For nearly two decades I have been proposing just such a levy (15% of personal wealth at 65, collected after death). Metropolitan wisdom recognised the justice but dismissed it as a political non-starter. Events of the last week indicate otherwise, and the challenge now will be to get the other parties to stop taunting and use this opportunity to agree a consensus around parity of illness and an equitable framework for the older generation to collectively shoulder the cost of its care. With a bit of encouragement from Polly, Mrs May could, of course, match some of her expressed concern for the “just managing” by deciding to do just that herself.
Colin Godber
Winchester

• Dear Mrs May, In my letter to you last week (Letters, 20 May) I expressed my regret that you had excluded the idea of a cap on dementia care costs.
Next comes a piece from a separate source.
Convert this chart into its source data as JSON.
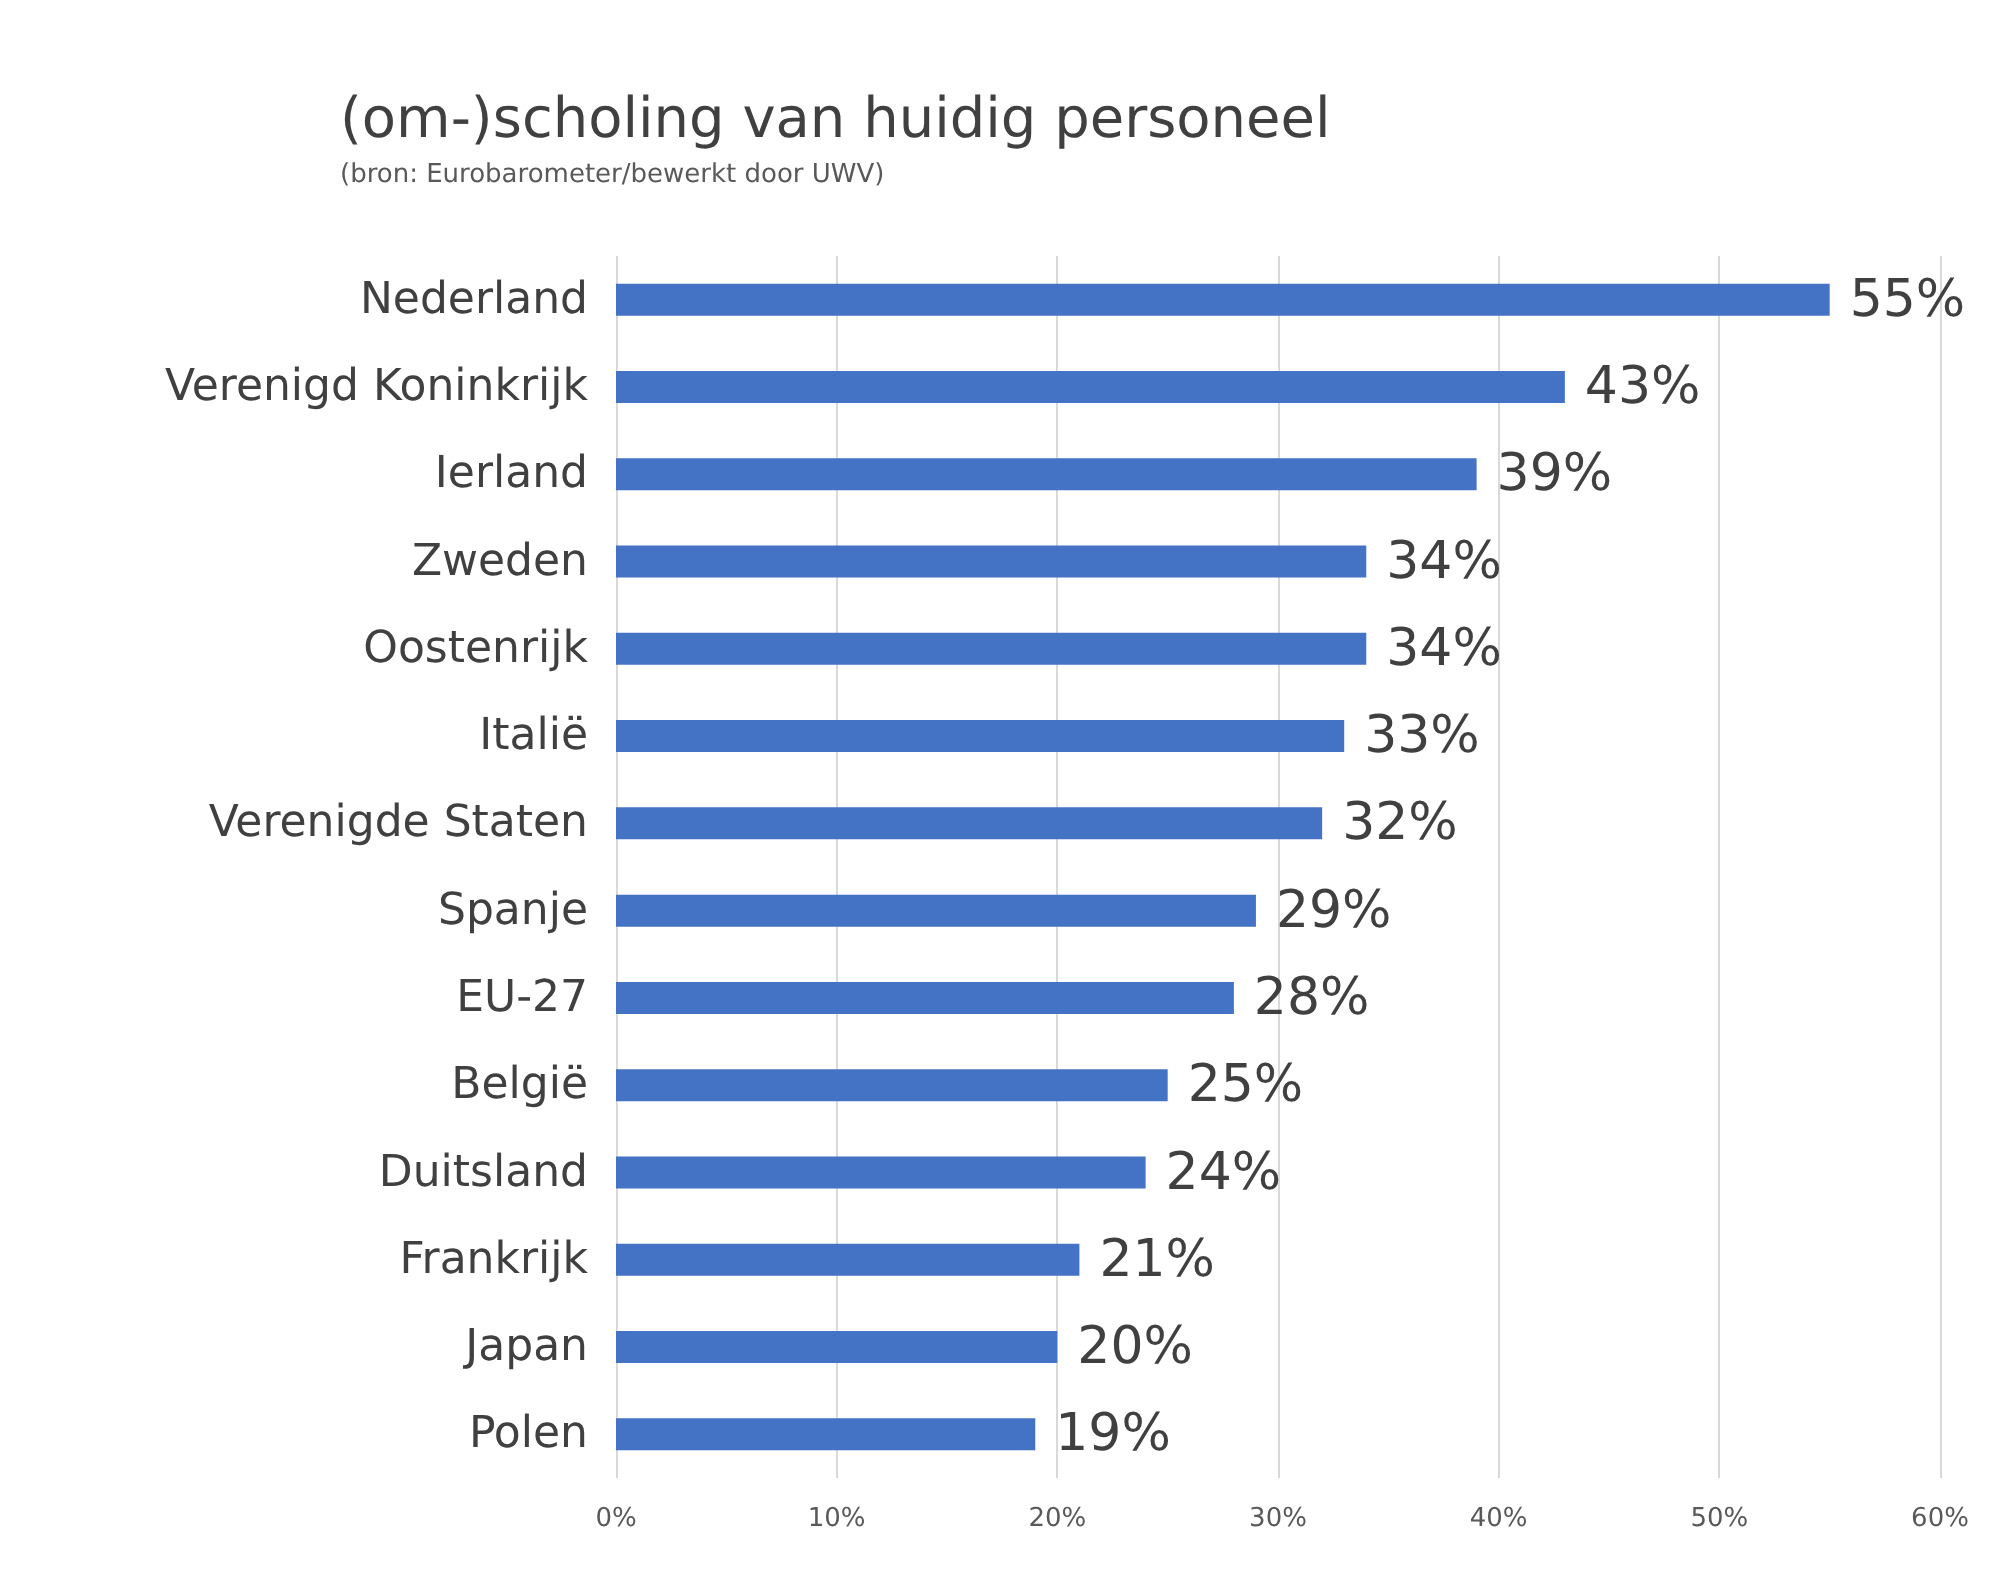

I, meeting my wife’s £38,000-a-year care costs from our combined pension incomes of £47,000, and having spent over £110,000 on this over the past three years, hoped you would understand my concern.

I am so pleased to learn that you have changed your mind on capping costs – or have you? A consultation after the election on finding “the right funding model for social care” with an “absolute limit on what people pay” is all a bit vague. This could mean a repeat of the 2015 manifesto promise “to cap costs by April 2016”, binned after the election. Could you also be a bit clearer on who will pick up the care costs after I have reached my cap? Dropping it on local authorities, after their 45% cut in funding last year, will just mean inadequate payments for care, leading to more bankruptcy and care home closures, putting me back where I am now. Can we have some evidence, before the election, of what a strong and stable care package looks like?
Brian Collingridge
Wiveliscombe, Somerset

• Theresa May was right when she said her tinkering to her proposed dementia tax has changed nothing. Most people from hard-working families who are unfortunate enough to need care in old age will still have their house sold when they die to cover costs. What other reason can there be for Mrs May not telling us what level the cap will be set at until after the election? This is an anti-aspirational tax. Why invest our hard-earned money into “owning” a house when only luck will determine whether we do genuinely “own” it. Even after the mortgage is paid off it will still be little more than a lifetime rental property if you later require care. In an age of offspring living at the parental home well into adulthood, a trend that is likely to continue to increase, it brings further insecurity to the younger generation, who by inheriting the parental home at least knew they had a guaranteed roof over their heads, or could use their inheritance to help buy a property. It will disproportionately affect poorer people, whose house is by far their greatest financial asset and legacy. It is the opposite of John Major’s Conservative vision of “wealth cascading down the generations”. That Theresa May’s Conservative party continues to attempt to pass off this regressive tax as benefiting “hard-working” families and addressing “intergenerational fairness” beggars belief. To single out the cost of care for mental degenerative illness as the financial responsibility of the sufferer is a shameless attack on the postwar founding principles of our welfare state that bind us together as one nation.